Doctors and patients must be protected from the influence of industry.
But someone has to chat with them.
It’s the pharmacist’s job to be the link between the drug chain and the healthcare system.
An avalanche of service proposals
In this context, laboratories wants to approach pharmacists.
“We want to make this actor of first resort a partner for health.
We want to innovate, in the transparency”.
The networks of medical representatives delegated to the pharmacy, work to inform the pharmacy teams.
But in addition, they also offer personalized support which consists, among other things, of e-learning training in pharmaceutical interviews on asthma or diabetes…
Other labs work on screening, prevention, accident prevention linked to iatrogenicity or even kits distributed to patients to properly store their medication.
Another example: e-learning training in the analysis of patient attitudes towards generics, in order to prevent refusals to substitute, or even "the doctor-pharmacist connection".
In addition, they teach management techniques in partnership with a business school, so that the pharmacist plays his new role, as a business manager.
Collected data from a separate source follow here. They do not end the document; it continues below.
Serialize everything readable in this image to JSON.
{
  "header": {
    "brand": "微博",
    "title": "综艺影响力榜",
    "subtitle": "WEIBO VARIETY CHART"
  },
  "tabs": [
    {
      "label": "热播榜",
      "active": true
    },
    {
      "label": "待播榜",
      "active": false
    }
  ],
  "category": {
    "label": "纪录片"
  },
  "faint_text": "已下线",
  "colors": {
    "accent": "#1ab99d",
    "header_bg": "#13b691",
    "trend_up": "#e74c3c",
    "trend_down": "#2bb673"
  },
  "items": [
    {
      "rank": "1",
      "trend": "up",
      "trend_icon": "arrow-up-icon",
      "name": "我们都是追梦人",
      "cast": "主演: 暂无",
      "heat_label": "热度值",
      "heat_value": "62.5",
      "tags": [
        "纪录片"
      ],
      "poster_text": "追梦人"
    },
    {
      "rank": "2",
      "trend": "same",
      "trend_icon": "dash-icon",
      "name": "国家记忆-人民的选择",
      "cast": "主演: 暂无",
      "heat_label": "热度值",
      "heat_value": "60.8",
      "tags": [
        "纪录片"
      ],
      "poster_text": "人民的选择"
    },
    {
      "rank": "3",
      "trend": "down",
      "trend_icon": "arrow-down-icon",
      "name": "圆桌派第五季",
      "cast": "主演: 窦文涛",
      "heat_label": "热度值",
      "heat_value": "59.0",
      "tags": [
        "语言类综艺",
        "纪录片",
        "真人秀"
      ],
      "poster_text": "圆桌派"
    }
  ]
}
E-learning training on new services is expected to develop, especially for pharmacists working in rural areas.
The pharmacist must be "more proactive".
He regularly calls on laboratories for specific training to meet his specific needs:
The proper use of the product, the staging of the point of sale, and even management.
The idea of a more balanced partnership is also gaining ground in networking groups, with particularly tenuous links with industry.
Thus the laboratory adopts "an ethical positioning" and strengthens its partnership with the group.
The competence of laboratories and their knowledge of pathologies, is essential to develop the profession.
Between the wish for pharmacists to be independent and the need for laboratory expertise, the ties of interest between these two inseparable partners are subject to interpretation.
For the moment, laboratory support is limited:
Compliance training or pharmaceutical interviews and information brochures for patients. Similarly, the digital services offered by laboratories for patients - information sites on pathologies and mobile applications - seem insufficient for pharmacists.
APPROACHING THE PHARMACISTS
The role of pharmacists in the distribution of drugs continues to grow (generics, expensive drugs, products following a wave of de-reimbursements to turn to the OTC).
This ramp-up is today a major factor in the development of pharmaceutical laboratory practices.
It involves switching part of their promotional and commercial effort to pharmacies and, for an increasing number, the use of direct sales.
The lever of direct selling
One of the means of defending an “attacked” product, goes through attractive commercial conditions that are more attractive than those offered by the wholesaler.
The offer is made on a portfolio which includes attacked molecules but also on other products, so that the pharmacist feels considered a true partner and not only solicited on products for which we need him.
In addition, ad hoc training is developing in all areas.
An increasing number of training courses are being set up via a wholesaler or a networking group.
The outflow of expensive drugs from the hospital reserve, prompted ethical laboratories to invest in training.
Pharmacists are in demand in this area.
They count first on the industry for information on pharmacology (side effects and drug interactions), the advice to be given to patients during their deliveries and the pathologies concerned.
Much remains to be done and everything is far from perfect.
Some ethical laboratories are unfortunately discovering the existence of the pharmacy, which they consider as a simple distribution channel.
They still see their promotion only through the prescribing doctor.